Team preview: Virginia

The Blue Ribbon College Football Yearbook previews the 2008 Virginia Cavaliers, exclusively on Insider.

Originally Published: July 10, 2008
Blue Ribbon College Football Yearbook

Editor's Note: ESPN Insider has teamed with Blue Ribbon College Football Yearbook to provide a comprehensive look at the Division I-A teams.
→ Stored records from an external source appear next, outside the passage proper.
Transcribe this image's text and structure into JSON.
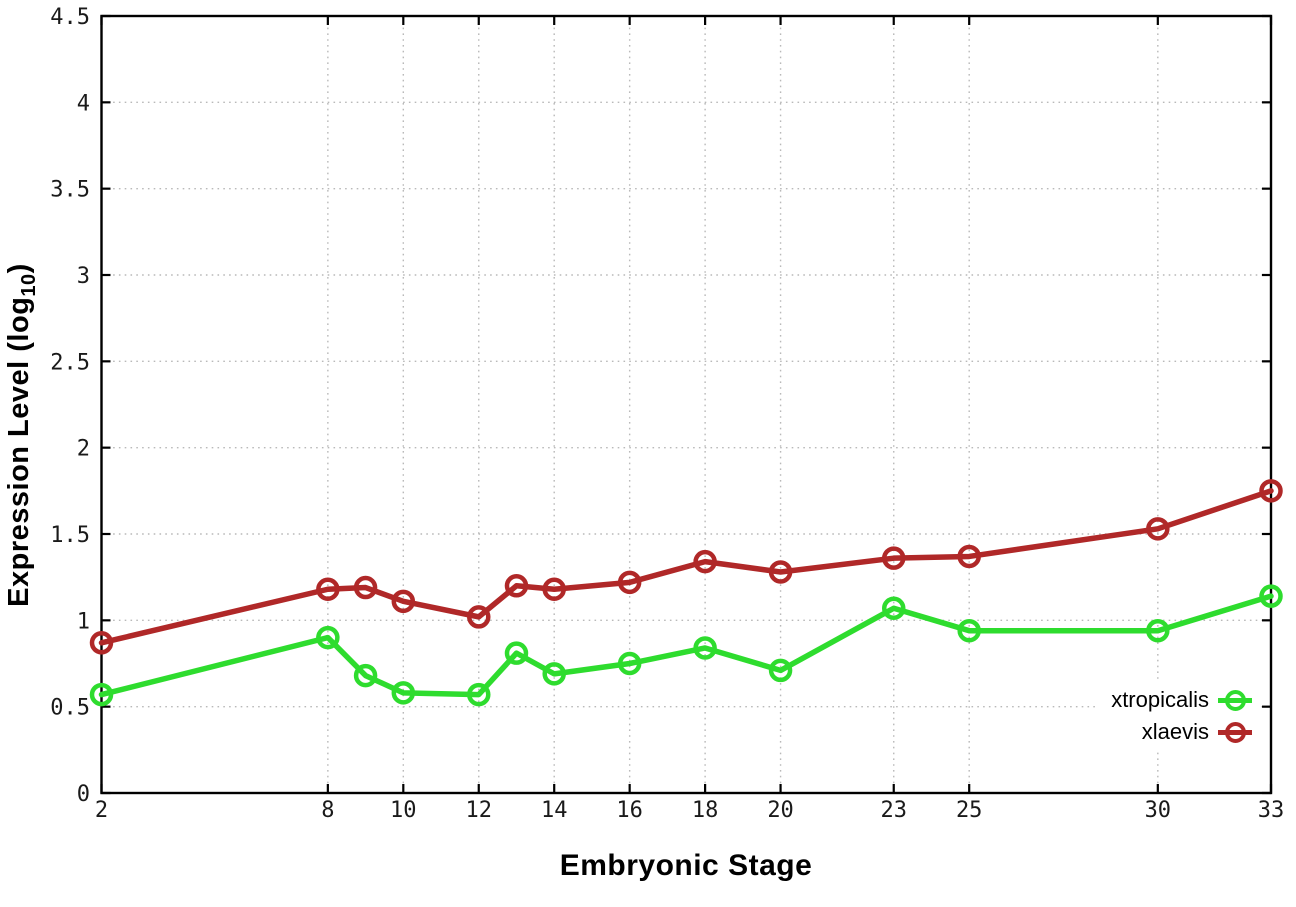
{
  "chart_data": {
    "type": "line",
    "title": "",
    "xlabel": "Embryonic Stage",
    "ylabel": "Expression Level (log10)",
    "ylabel_parts": {
      "prefix": "Expression Level (log",
      "sub": "10",
      "suffix": ")"
    },
    "xlim": [
      2,
      33
    ],
    "ylim": [
      0,
      4.5
    ],
    "grid": true,
    "legend_position": "bottom-right-inside",
    "x": [
      2,
      8,
      9,
      10,
      12,
      13,
      14,
      16,
      18,
      20,
      23,
      25,
      30,
      33
    ],
    "xtick_labels": [
      "2",
      "8",
      "10",
      "12",
      "14",
      "16",
      "18",
      "20",
      "23",
      "25",
      "30",
      "33"
    ],
    "xtick_values": [
      2,
      8,
      10,
      12,
      14,
      16,
      18,
      20,
      23,
      25,
      30,
      33
    ],
    "ytick_labels": [
      "0",
      "0.5",
      "1",
      "1.5",
      "2",
      "2.5",
      "3",
      "3.5",
      "4",
      "4.5"
    ],
    "ytick_values": [
      0,
      0.5,
      1,
      1.5,
      2,
      2.5,
      3,
      3.5,
      4,
      4.5
    ],
    "series": [
      {
        "name": "xtropicalis",
        "color": "#2edc2e",
        "values": [
          0.57,
          0.9,
          0.68,
          0.58,
          0.57,
          0.81,
          0.69,
          0.75,
          0.84,
          0.71,
          1.07,
          0.94,
          0.94,
          1.14
        ]
      },
      {
        "name": "xlaevis",
        "color": "#b02828",
        "values": [
          0.87,
          1.18,
          1.19,
          1.11,
          1.02,
          1.2,
          1.18,
          1.22,
          1.34,
          1.28,
          1.36,
          1.37,
          1.53,
          1.75
        ]
      }
    ],
    "style": {
      "grid_color": "#b9b9b9",
      "axis_color": "#000000",
      "tick_label_color": "#1a1a1a",
      "background": "#ffffff"
    }
  }
}
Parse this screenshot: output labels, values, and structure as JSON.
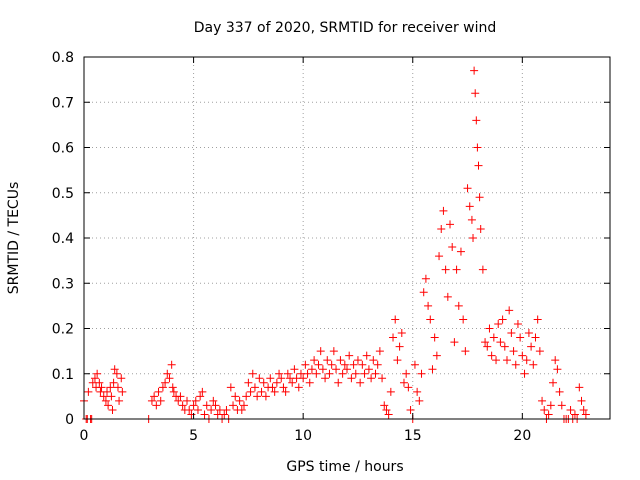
{
  "chart_data": {
    "type": "scatter",
    "title": "Day 337 of 2020, SRMTID for receiver wind",
    "xlabel": "GPS time / hours",
    "ylabel": "SRMTID / TECUs",
    "xlim": [
      0,
      24
    ],
    "ylim": [
      0,
      0.8
    ],
    "xticks": [
      0,
      5,
      10,
      15,
      20
    ],
    "xtick_labels": [
      "0",
      "5",
      "10",
      "15",
      "20"
    ],
    "yticks": [
      0,
      0.1,
      0.2,
      0.3,
      0.4,
      0.5,
      0.6,
      0.7,
      0.8
    ],
    "ytick_labels": [
      "0",
      "0.1",
      "0.2",
      "0.3",
      "0.4",
      "0.5",
      "0.6",
      "0.7",
      "0.8"
    ],
    "grid": true,
    "marker": "+",
    "color": "#ff0000",
    "series": [
      {
        "name": "SRMTID",
        "points": [
          [
            0.0,
            0.04
          ],
          [
            0.1,
            0.0
          ],
          [
            0.15,
            0.0
          ],
          [
            0.2,
            0.06
          ],
          [
            0.3,
            0.0
          ],
          [
            0.35,
            0.0
          ],
          [
            0.4,
            0.08
          ],
          [
            0.5,
            0.09
          ],
          [
            0.55,
            0.07
          ],
          [
            0.6,
            0.1
          ],
          [
            0.7,
            0.08
          ],
          [
            0.75,
            0.06
          ],
          [
            0.8,
            0.07
          ],
          [
            0.9,
            0.05
          ],
          [
            1.0,
            0.04
          ],
          [
            1.05,
            0.06
          ],
          [
            1.1,
            0.03
          ],
          [
            1.2,
            0.07
          ],
          [
            1.25,
            0.05
          ],
          [
            1.3,
            0.02
          ],
          [
            1.35,
            0.08
          ],
          [
            1.4,
            0.11
          ],
          [
            1.5,
            0.1
          ],
          [
            1.55,
            0.07
          ],
          [
            1.6,
            0.04
          ],
          [
            1.7,
            0.09
          ],
          [
            1.75,
            0.06
          ],
          [
            2.95,
            0.0
          ],
          [
            3.1,
            0.04
          ],
          [
            3.2,
            0.05
          ],
          [
            3.3,
            0.03
          ],
          [
            3.4,
            0.06
          ],
          [
            3.5,
            0.04
          ],
          [
            3.6,
            0.07
          ],
          [
            3.7,
            0.08
          ],
          [
            3.8,
            0.1
          ],
          [
            3.9,
            0.09
          ],
          [
            4.0,
            0.12
          ],
          [
            4.05,
            0.07
          ],
          [
            4.1,
            0.06
          ],
          [
            4.2,
            0.05
          ],
          [
            4.3,
            0.04
          ],
          [
            4.4,
            0.05
          ],
          [
            4.5,
            0.03
          ],
          [
            4.6,
            0.02
          ],
          [
            4.7,
            0.04
          ],
          [
            4.8,
            0.02
          ],
          [
            4.9,
            0.01
          ],
          [
            5.0,
            0.03
          ],
          [
            5.1,
            0.04
          ],
          [
            5.2,
            0.02
          ],
          [
            5.3,
            0.05
          ],
          [
            5.4,
            0.06
          ],
          [
            5.5,
            0.01
          ],
          [
            5.6,
            0.03
          ],
          [
            5.7,
            0.0
          ],
          [
            5.8,
            0.02
          ],
          [
            5.9,
            0.04
          ],
          [
            6.0,
            0.03
          ],
          [
            6.1,
            0.01
          ],
          [
            6.2,
            0.02
          ],
          [
            6.3,
            0.0
          ],
          [
            6.4,
            0.01
          ],
          [
            6.5,
            0.02
          ],
          [
            6.6,
            0.0
          ],
          [
            6.7,
            0.07
          ],
          [
            6.8,
            0.03
          ],
          [
            6.9,
            0.05
          ],
          [
            7.0,
            0.02
          ],
          [
            7.1,
            0.04
          ],
          [
            7.2,
            0.02
          ],
          [
            7.3,
            0.03
          ],
          [
            7.4,
            0.05
          ],
          [
            7.5,
            0.08
          ],
          [
            7.6,
            0.06
          ],
          [
            7.7,
            0.1
          ],
          [
            7.8,
            0.07
          ],
          [
            7.9,
            0.05
          ],
          [
            8.0,
            0.09
          ],
          [
            8.1,
            0.06
          ],
          [
            8.2,
            0.08
          ],
          [
            8.3,
            0.05
          ],
          [
            8.4,
            0.07
          ],
          [
            8.5,
            0.09
          ],
          [
            8.6,
            0.07
          ],
          [
            8.7,
            0.06
          ],
          [
            8.8,
            0.08
          ],
          [
            8.9,
            0.1
          ],
          [
            9.0,
            0.09
          ],
          [
            9.1,
            0.07
          ],
          [
            9.2,
            0.06
          ],
          [
            9.3,
            0.1
          ],
          [
            9.4,
            0.09
          ],
          [
            9.5,
            0.08
          ],
          [
            9.6,
            0.11
          ],
          [
            9.7,
            0.09
          ],
          [
            9.8,
            0.07
          ],
          [
            9.9,
            0.1
          ],
          [
            10.0,
            0.09
          ],
          [
            10.1,
            0.12
          ],
          [
            10.2,
            0.1
          ],
          [
            10.3,
            0.08
          ],
          [
            10.4,
            0.11
          ],
          [
            10.5,
            0.13
          ],
          [
            10.6,
            0.1
          ],
          [
            10.7,
            0.12
          ],
          [
            10.8,
            0.15
          ],
          [
            10.9,
            0.11
          ],
          [
            11.0,
            0.09
          ],
          [
            11.1,
            0.13
          ],
          [
            11.2,
            0.1
          ],
          [
            11.3,
            0.12
          ],
          [
            11.4,
            0.15
          ],
          [
            11.5,
            0.11
          ],
          [
            11.6,
            0.08
          ],
          [
            11.7,
            0.13
          ],
          [
            11.8,
            0.1
          ],
          [
            11.9,
            0.12
          ],
          [
            12.0,
            0.11
          ],
          [
            12.1,
            0.14
          ],
          [
            12.2,
            0.09
          ],
          [
            12.3,
            0.12
          ],
          [
            12.4,
            0.1
          ],
          [
            12.5,
            0.13
          ],
          [
            12.6,
            0.08
          ],
          [
            12.7,
            0.12
          ],
          [
            12.8,
            0.1
          ],
          [
            12.9,
            0.14
          ],
          [
            13.0,
            0.11
          ],
          [
            13.1,
            0.09
          ],
          [
            13.2,
            0.13
          ],
          [
            13.3,
            0.1
          ],
          [
            13.4,
            0.12
          ],
          [
            13.5,
            0.15
          ],
          [
            13.6,
            0.09
          ],
          [
            13.7,
            0.03
          ],
          [
            13.8,
            0.02
          ],
          [
            13.9,
            0.01
          ],
          [
            14.0,
            0.06
          ],
          [
            14.1,
            0.18
          ],
          [
            14.2,
            0.22
          ],
          [
            14.3,
            0.13
          ],
          [
            14.4,
            0.16
          ],
          [
            14.5,
            0.19
          ],
          [
            14.6,
            0.08
          ],
          [
            14.7,
            0.1
          ],
          [
            14.8,
            0.07
          ],
          [
            14.9,
            0.02
          ],
          [
            15.0,
            0.0
          ],
          [
            15.1,
            0.12
          ],
          [
            15.2,
            0.06
          ],
          [
            15.3,
            0.04
          ],
          [
            15.4,
            0.1
          ],
          [
            15.5,
            0.28
          ],
          [
            15.6,
            0.31
          ],
          [
            15.7,
            0.25
          ],
          [
            15.8,
            0.22
          ],
          [
            15.9,
            0.11
          ],
          [
            16.0,
            0.18
          ],
          [
            16.1,
            0.14
          ],
          [
            16.2,
            0.36
          ],
          [
            16.3,
            0.42
          ],
          [
            16.4,
            0.46
          ],
          [
            16.5,
            0.33
          ],
          [
            16.6,
            0.27
          ],
          [
            16.7,
            0.43
          ],
          [
            16.8,
            0.38
          ],
          [
            16.9,
            0.17
          ],
          [
            17.0,
            0.33
          ],
          [
            17.1,
            0.25
          ],
          [
            17.2,
            0.37
          ],
          [
            17.3,
            0.22
          ],
          [
            17.4,
            0.15
          ],
          [
            17.5,
            0.51
          ],
          [
            17.6,
            0.47
          ],
          [
            17.7,
            0.44
          ],
          [
            17.75,
            0.4
          ],
          [
            17.8,
            0.77
          ],
          [
            17.85,
            0.72
          ],
          [
            17.9,
            0.66
          ],
          [
            17.95,
            0.6
          ],
          [
            18.0,
            0.56
          ],
          [
            18.05,
            0.49
          ],
          [
            18.1,
            0.42
          ],
          [
            18.2,
            0.33
          ],
          [
            18.3,
            0.17
          ],
          [
            18.4,
            0.16
          ],
          [
            18.5,
            0.2
          ],
          [
            18.6,
            0.14
          ],
          [
            18.7,
            0.18
          ],
          [
            18.8,
            0.13
          ],
          [
            18.9,
            0.21
          ],
          [
            19.0,
            0.17
          ],
          [
            19.1,
            0.22
          ],
          [
            19.2,
            0.16
          ],
          [
            19.3,
            0.13
          ],
          [
            19.4,
            0.24
          ],
          [
            19.5,
            0.19
          ],
          [
            19.6,
            0.15
          ],
          [
            19.7,
            0.12
          ],
          [
            19.8,
            0.21
          ],
          [
            19.9,
            0.18
          ],
          [
            20.0,
            0.14
          ],
          [
            20.1,
            0.1
          ],
          [
            20.2,
            0.13
          ],
          [
            20.3,
            0.19
          ],
          [
            20.4,
            0.16
          ],
          [
            20.5,
            0.12
          ],
          [
            20.6,
            0.18
          ],
          [
            20.7,
            0.22
          ],
          [
            20.8,
            0.15
          ],
          [
            20.9,
            0.04
          ],
          [
            21.0,
            0.02
          ],
          [
            21.1,
            0.0
          ],
          [
            21.2,
            0.01
          ],
          [
            21.3,
            0.03
          ],
          [
            21.4,
            0.08
          ],
          [
            21.5,
            0.13
          ],
          [
            21.6,
            0.11
          ],
          [
            21.7,
            0.06
          ],
          [
            21.8,
            0.03
          ],
          [
            21.9,
            0.0
          ],
          [
            22.0,
            0.0
          ],
          [
            22.1,
            0.0
          ],
          [
            22.2,
            0.02
          ],
          [
            22.3,
            0.0
          ],
          [
            22.4,
            0.01
          ],
          [
            22.5,
            0.0
          ],
          [
            22.6,
            0.07
          ],
          [
            22.7,
            0.04
          ],
          [
            22.8,
            0.02
          ],
          [
            22.9,
            0.01
          ]
        ]
      }
    ]
  }
}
To order the complete 2008 edition of Blue Ribbon College Football Yearbook, visit www.blueribbonyearbook.com or call 1-866-805-BALL (2255).

(All information as of June 20, 2008)

COACH AND PROGRAM

The magical fairy dust sprinkled all over the 2007 Virginia football season was just settling when the Cavaliers started getting jolted back into reality.

The Cardiac Cavaliers ended the regular season with yet another loss to arch rival Virginia Tech, their fourth in a row and eighth in the last nine seasons, and then a layoff of more than a month until the Gator Bowl seemed to further waylay the Wahoo's wah in a disappointing 31-28 loss to Texas Tech that saw Virginia blow a 14-point fourth-quarter lead.

In the weeks leading up to the bowl game, valuable kick returner Andrew Pearman was sent home because of behavioral issues and emerging star runner Mikell Simpson wasn't cleared to play until the last minute because of an academic problem -- both precursors of problems that would dominate team news in the offseason.

It was enough to take some of the feel-good luster off an amazing year. The Cavaliers, forecast for a fourth-place finish in the ACC, actually finished second in the Coastal Division and set an NCAA record by winning five games by one or two points. It was a testament to resiliency and teamwork, the Cavaliers getting their major star-power and an unparalleled percentage of their big plays from a defensive end, Chris Long.

But Long is now gone -- he was the No. 2 pick in the April NFL draft by the St. Louis Rams -- as is quarterback Jameel Sewell, who started 23 consecutive games and fueled so many of those key late-game drives. Sewell was an academic casualty, gone before spring practices and opening the door on a full-scale quarterback search among three largely unproven commodities.